MJR: Laurie, how do you do your research? How do you find your way into the past?
King: I write mostly in the '20s, although I am contemplating a project that will stretch through the '30s, so most of my research is either the written word or photographic, with some film. What I read depends on what I'm writing ? biographies for the prominent people and themes of the time, collected letters and diaries for the flavor and individual concerns. Autobiographies can be tricky, because the details tend to be smoothed over by the retelling, and if details are the lifeblood of fiction, they are both the blood and the heart of crime fiction, which functions on specifics, not themes.
The point of historical fiction is not that it is a past one cannot have lived, but a past that one could have lived, given a minor chronological difference in the circumstances of one's birth. "The past is another country; they do things differently" is true, but only on the surface. We read a historical novel not because everything in it is so foreign, but because "they" who live the story are so familiar to us.
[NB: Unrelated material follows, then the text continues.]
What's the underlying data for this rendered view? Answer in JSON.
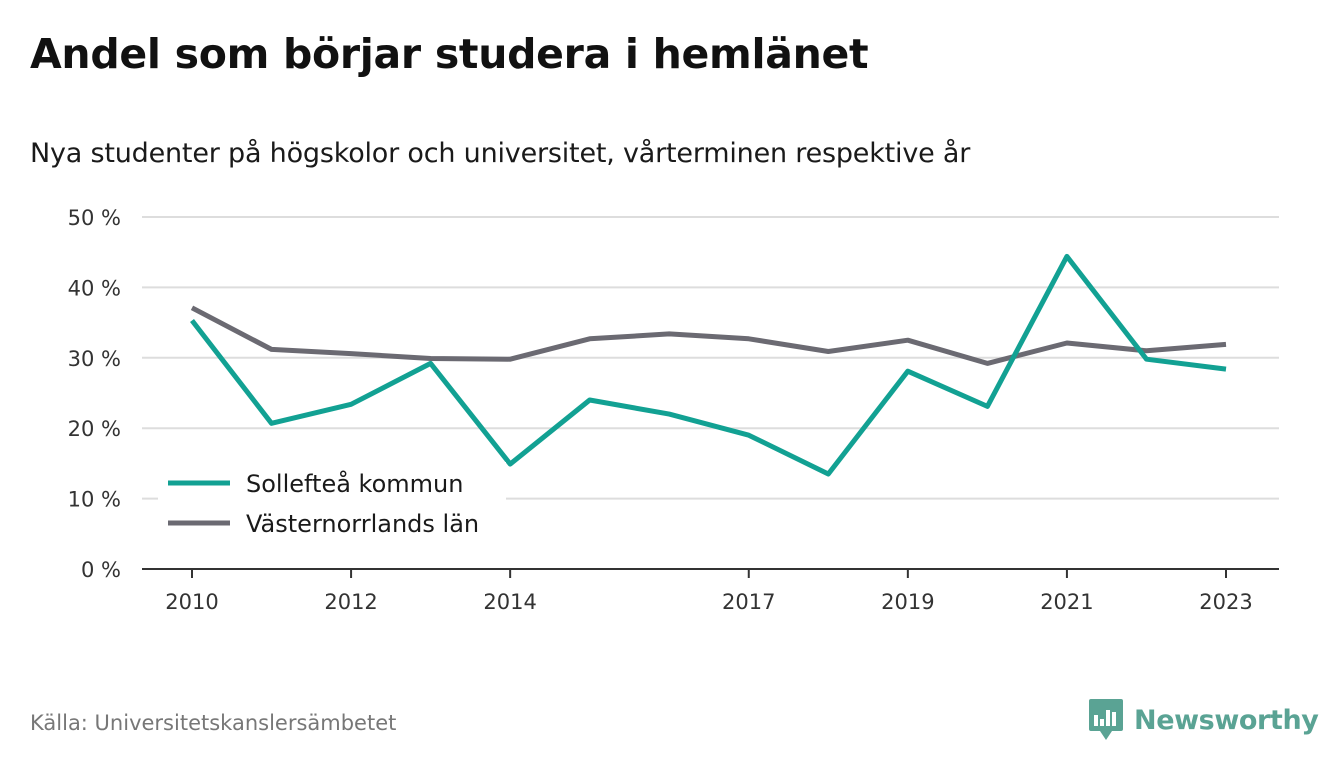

This has no more to do with the collective unconscious than any other kind of novel, since the collective unconscious is concerned with archetypes rather than memory. And drawing from what I suppose could be called collective memory is a dangerous temptation when writing historicals, because of the hazards of anachronism.
The trick in writing a story set in the past lies in capturing the flavor of the time, whether it be ancient Rome or Paris in the '20s, without getting bogged down in distractions. If my historical novel reads like a collection of 3x5 note cards, I may have written a remarkably accurate depiction of society and technology, but as a novel, it's a failure. If it presents people I know, all their quirks and passions and interests, only sharply outlined by their very different circumstances, then I've succeeded.